Se llamaba James Collins y acababan de nombrarlo gobernador del castillo de Costa del Cabo. En menos de una semana, había regresado a la aldea a pedirle a Baaba la mano
de Effia. Cobbe montó en cólera y su rabia llenó todas las
estancias de la casa como una nube de vapor caliente.
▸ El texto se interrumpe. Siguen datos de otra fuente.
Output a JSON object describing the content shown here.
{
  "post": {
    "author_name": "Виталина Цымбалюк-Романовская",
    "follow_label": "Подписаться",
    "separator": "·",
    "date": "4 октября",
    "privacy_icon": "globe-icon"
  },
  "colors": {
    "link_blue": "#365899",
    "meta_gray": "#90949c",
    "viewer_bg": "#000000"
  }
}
—¡Está casi prometida a Abeeku! —gritó a Baaba cuando ella le anunció que consideraría la petición.
—Sí, pero Abeeku no puede casarse con ella hasta que le
llegue la sangre, y llevamos años esperando. Deja que te diga
una cosa, marido; creo que aquel fuego fue una maldición
para ella. Es un demonio que jamás se hará mujer. Piénsalo:
¿qué criatura es tan bella pero no se la puede tocar? Es mujer
en apariencia y, sin embargo, aún no sangra. Pero el hombre
blanco se la llevará de todos modos, porque no sabe lo que es.
Effia había oído al hombre blanco hablar con su madre
durante el día. Como regalo de bodas, le pagaría a Baaba
treinta libras por adelantado y veinticinco chelines al mes
en mercancía para el comercio. Más de lo que Abeeku podía
ofrecer, más de lo que se había ofrecido por cualquier otra
mujer fante en su aldea o en la más cercana.
Durante toda la noche, Effia oyó a su padre caminar de
un lado a otro. Incluso al despertarse, a la mañana siguiente,
el sonido rítmico de sus pisadas en la arcilla endurecida del
suelo seguía presente.
—Hay que conseguir que Abeeku piense que ha sido
idea suya —dijo al final.
30
Así que invitaron al jefe a su casa. Sentado junto a Cobbe, Baaba le expuso su teoría: que el fuego que había destruido tanto patrimonio de la familia había arruinado también a la niña.
—Tiene el cuerpo de mujer, pero su espíritu esconde
algo maligno —explicó Baaba, y escupió en el suelo para
mayor efecto—. Si te casas con ella, no te dará hijos. Si el
hombre blanco se casa con ella, se encariñará con la aldea,
y verás que vuestro comercio prospera.
Abeeku se frotó la barba con suavidad mientras lo pensaba.
—Traedme a la Bella —ordenó al final.
La segunda esposa de Cobbe fue a buscar a Effia. La
joven temblaba y le dolía tanto el vientre que creía que se le
vaciarían las tripas allí mismo, delante de todos los presentes.
Abeeku se levantó para mirarla a la cara. Le recorrió el
paisaje del rostro con los dedos, la cordillera de los pómulos,
las cuevas de la nariz.
—No ha nacido mujer más hermosa —dijo al cabo de
un momento, y se dirigió a Baaba—. Pero veo que tienes
razón. Si el hombre blanco la quiere, puede quedarse con
ella. Será mejor para nuestros tratos con ellos. Y también
para la aldea.
Cobbe, un hombre grande y fuerte, se echó a llorar sin
reparos, pero Baaba se mantuvo erguida. Cuando Abeeku
se hubo marchado, la madre se acercó a Effia y le dio un
colgante de piedra negra que resplandecía como si estuviera
recubierto de polvo de oro.
Se lo puso en las manos y se inclinó hacia ella, hasta que
le tocó la oreja con los labios.
—Llévate esto cuando te vayas —le dijo—. Es un pedazo de tu madre.
Cuando Baaba se apartó, Effia descubrió que detrás de
la sonrisa le danzaba algo que recordaba al alivio.